I can add to this: I do a lap seam at the trailing edge and a butt seam at the leading edge. To make the leading edge legal, and after adding the ribstitch tapes, I glue an 8" wide strip of fabric over the LE butt seam. Then I cover the entire mess with a piece of fabric extending from 1" aft of the leading edge sheet metal on top to the same point on the bottom. All selvage edges must be trimmed off carefully, and I use pinked edges everywhere for appearance.
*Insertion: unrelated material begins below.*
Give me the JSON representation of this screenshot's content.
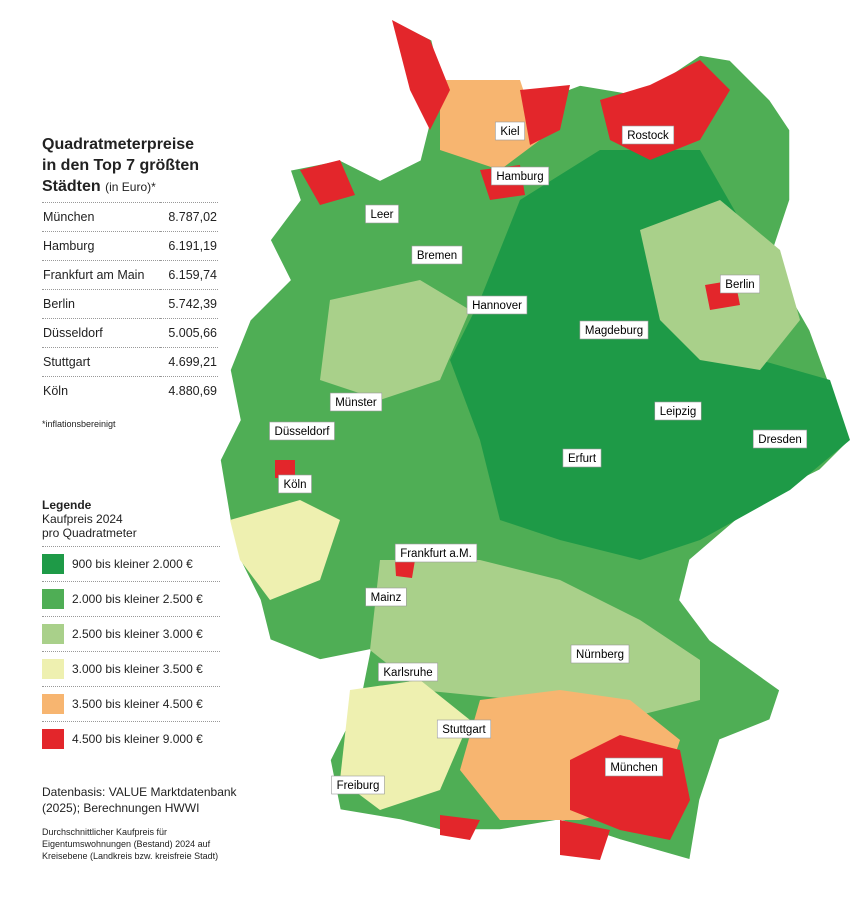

I use lapped edges in the fuselage, with a minimum of four pieces. Bottom and top first, then sides and rudder. To save fabric, a sewn seam can be made to join the fuselage side with the rudder piece. Hide it, by gluing a 4" tape over it, then by shrinking the tape to push the sewn area away from the exterior. If you are a scofflaw, just glue it. Not legal, but it willl never pull apart. The way you get around having to have a full two inch overlap on a glued seam backed up by structure is by citing the original Piper technique. They glued fabric to longerons, and that rarely gives a 2" overlap.
Those rib stitches on the fin always pull out for me. The last several I did had safety wire instead of rib stitch cord, and heavy reinforcement around, under, and over the rib stitch tape, and they still pulled out! But then, I love to slip!